How does amplification on Nooelec SAWBird H1 vary with voltage on power supply input?
Short answer: the SAWbird H1’s gain is essentially fixed by its RF amplifier bias network and SAW filter — within the manufacturer’s recommended supply window (≈3.3–5.5 V) you should see the rated gain (~+40 dB at 1420 MHz) with only small changes. The vendor does not publish a detailed gain-vs-VCC curve, so any precise numbers beyond the datasheet specs require measurement.
Details and practical points
- Recommended supply: 3.3–5.5 V DC (bias-tee, USB or header). The datasheet lists 3.3 V minimum and ~5 V typical. Running it inside that range is what Nooelec guarantees.
- Nominal gain & noise: the module is specified at roughly +40 dB gain (around 1.420 GHz) with an ultra-low noise figure — that is the figure you should expect when powered in the recommended range.
- Below the minimum voltage: if VCC drops under the recommended minimum (≈3.3 V) the amplifier biasing will be off and gain will fall — possibly rapidly — and noise performance will degrade.

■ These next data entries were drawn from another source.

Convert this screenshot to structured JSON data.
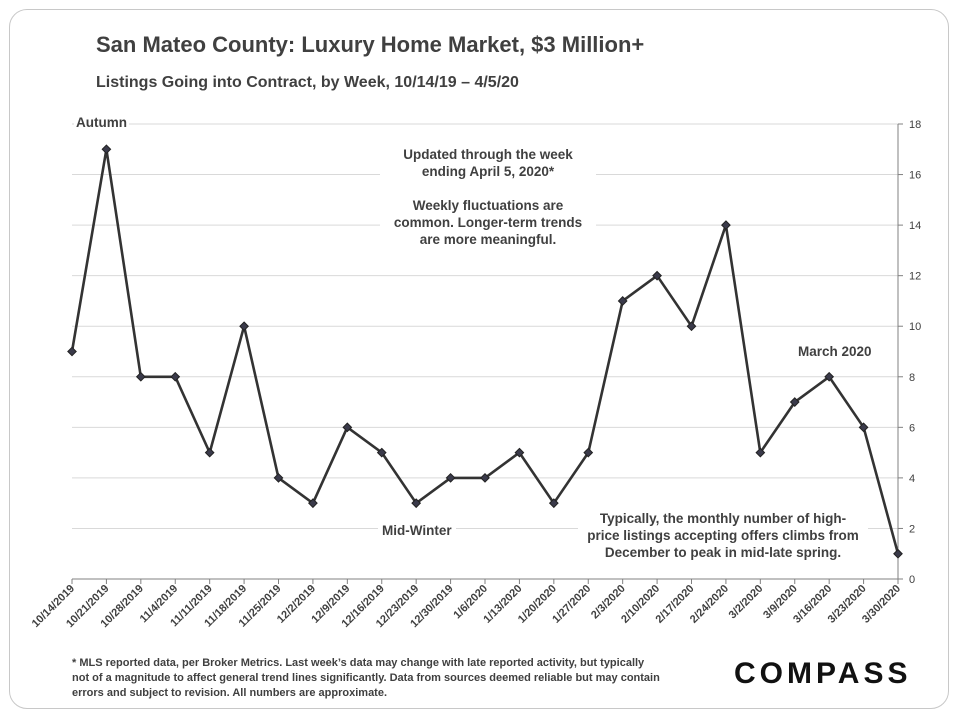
{
  "header": {
    "title": "San Mateo County: Luxury Home Market, $3 Million+",
    "subtitle": "Listings Going into Contract,  by Week, 10/14/19 – 4/5/20"
  },
  "annotations": {
    "autumn": "Autumn",
    "mid_winter": "Mid-Winter",
    "march": "March 2020",
    "updated_1": "Updated through the week",
    "updated_2": "ending April 5, 2020*",
    "fluct_1": "Weekly fluctuations are",
    "fluct_2": "common. Longer-term trends",
    "fluct_3": "are more meaningful.",
    "typical_1": "Typically, the monthly number of high-",
    "typical_2": "price listings accepting offers climbs from",
    "typical_3": "December to peak in mid-late spring."
  },
  "footnote": {
    "line1": "* MLS reported data, per Broker Metrics. Last week’s data may change with late reported activity, but typically",
    "line2": "not of a magnitude to affect general trend lines significantly. Data from sources deemed reliable but may contain",
    "line3": "errors and subject to revision. All numbers are approximate."
  },
  "logo": {
    "text": "COMPASS"
  },
  "chart_data": {
    "type": "line",
    "title": "San Mateo County: Luxury Home Market, $3 Million+",
    "subtitle": "Listings Going into Contract,  by Week, 10/14/19 – 4/5/20",
    "categories": [
      "10/14/2019",
      "10/21/2019",
      "10/28/2019",
      "11/4/2019",
      "11/11/2019",
      "11/18/2019",
      "11/25/2019",
      "12/2/2019",
      "12/9/2019",
      "12/16/2019",
      "12/23/2019",
      "12/30/2019",
      "1/6/2020",
      "1/13/2020",
      "1/20/2020",
      "1/27/2020",
      "2/3/2020",
      "2/10/2020",
      "2/17/2020",
      "2/24/2020",
      "3/2/2020",
      "3/9/2020",
      "3/16/2020",
      "3/23/2020",
      "3/30/2020"
    ],
    "series": [
      {
        "values": [
          9,
          17,
          8,
          8,
          5,
          10,
          4,
          3,
          6,
          5,
          3,
          4,
          4,
          5,
          3,
          5,
          11,
          12,
          10,
          14,
          5,
          7,
          8,
          6,
          1
        ]
      }
    ],
    "y_ticks": [
      0,
      2,
      4,
      6,
      8,
      10,
      12,
      14,
      16,
      18
    ],
    "ylim": [
      0,
      18
    ],
    "y_axis_side": "right",
    "grid": true,
    "line_color": "#333333",
    "marker": "diamond"
  }
}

- Above the recommended voltage: the unit may tolerate higher voltages for short periods (Nooelec notes overvoltage protection and that units “should still work” up to higher voltages), but long-term operation above 5.5 V is not recommended (may reduce lifetime or void warranty).

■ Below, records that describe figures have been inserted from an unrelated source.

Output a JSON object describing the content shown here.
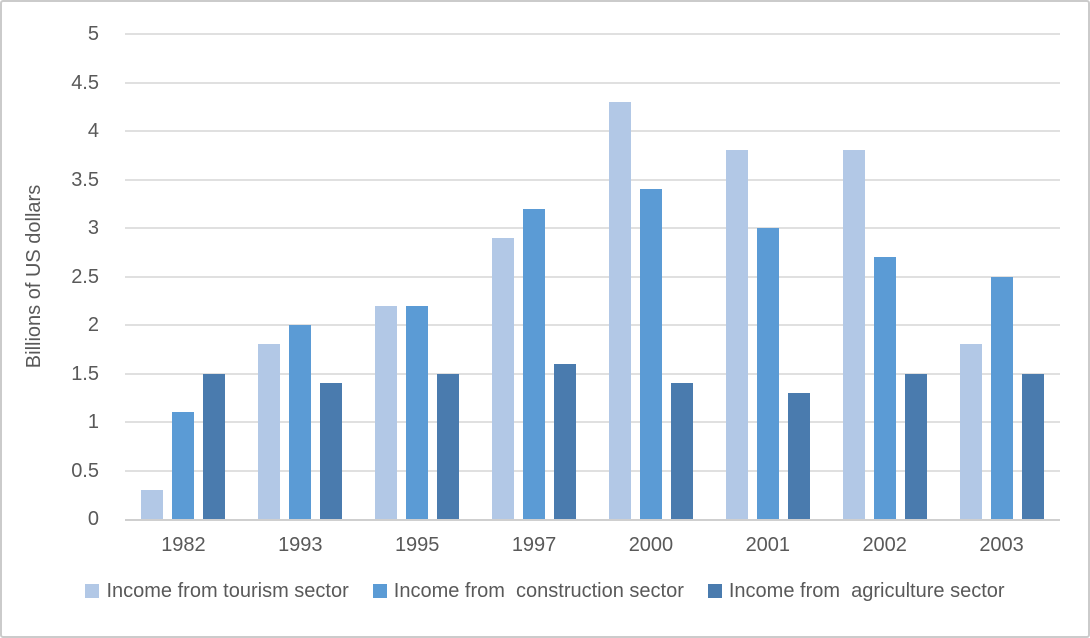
{
  "chart_data": {
    "type": "bar",
    "title": "",
    "xlabel": "",
    "ylabel": "Billions of US dollars",
    "ylim": [
      0,
      5
    ],
    "ytick_step": 0.5,
    "yticks": [
      0,
      0.5,
      1,
      1.5,
      2,
      2.5,
      3,
      3.5,
      4,
      4.5,
      5
    ],
    "grid": true,
    "legend_position": "bottom",
    "categories": [
      "1982",
      "1993",
      "1995",
      "1997",
      "2000",
      "2001",
      "2002",
      "2003"
    ],
    "series": [
      {
        "name": "Income from tourism sector",
        "color": "#b2c8e6",
        "values": [
          0.3,
          1.8,
          2.2,
          2.9,
          4.3,
          3.8,
          3.8,
          1.8
        ]
      },
      {
        "name": "Income from  construction sector",
        "color": "#5b9bd5",
        "values": [
          1.1,
          2.0,
          2.2,
          3.2,
          3.4,
          3.0,
          2.7,
          2.5
        ]
      },
      {
        "name": "Income from  agriculture sector",
        "color": "#4a7bae",
        "values": [
          1.5,
          1.4,
          1.5,
          1.6,
          1.4,
          1.3,
          1.5,
          1.5
        ]
      }
    ],
    "colors": {
      "gridline": "#e0e0e0",
      "axis_line": "#cfcfcf",
      "text": "#595959",
      "frame_border": "#cbcbcb",
      "background": "#ffffff"
    }
  }
}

- RF input level matters separately: the amplifier’s linearity (compression, intermodulation) depends on RF input power, not supply voltage. The datasheet shows an input-power guidance (Pin ≤ 0 dBm typical) — very strong signals will compress the gain regardless of VCC.
If you want a precise gain-vs-VCC curve (recommended)
- Feed a stable, calibrated CW or swept signal at 1420 MHz (use a signal generator).
- Measure output power on a spectrum analyzer (or an SDR with a calibrated attenuator and known reference).
- Record gain = Pout − Pin while stepping VCC across the range (e.g. 2.5 V → 6.0 V in 0.1–0.5 V steps).
- Watch for current draw changes or abnormal heating (signs of overvoltage stress).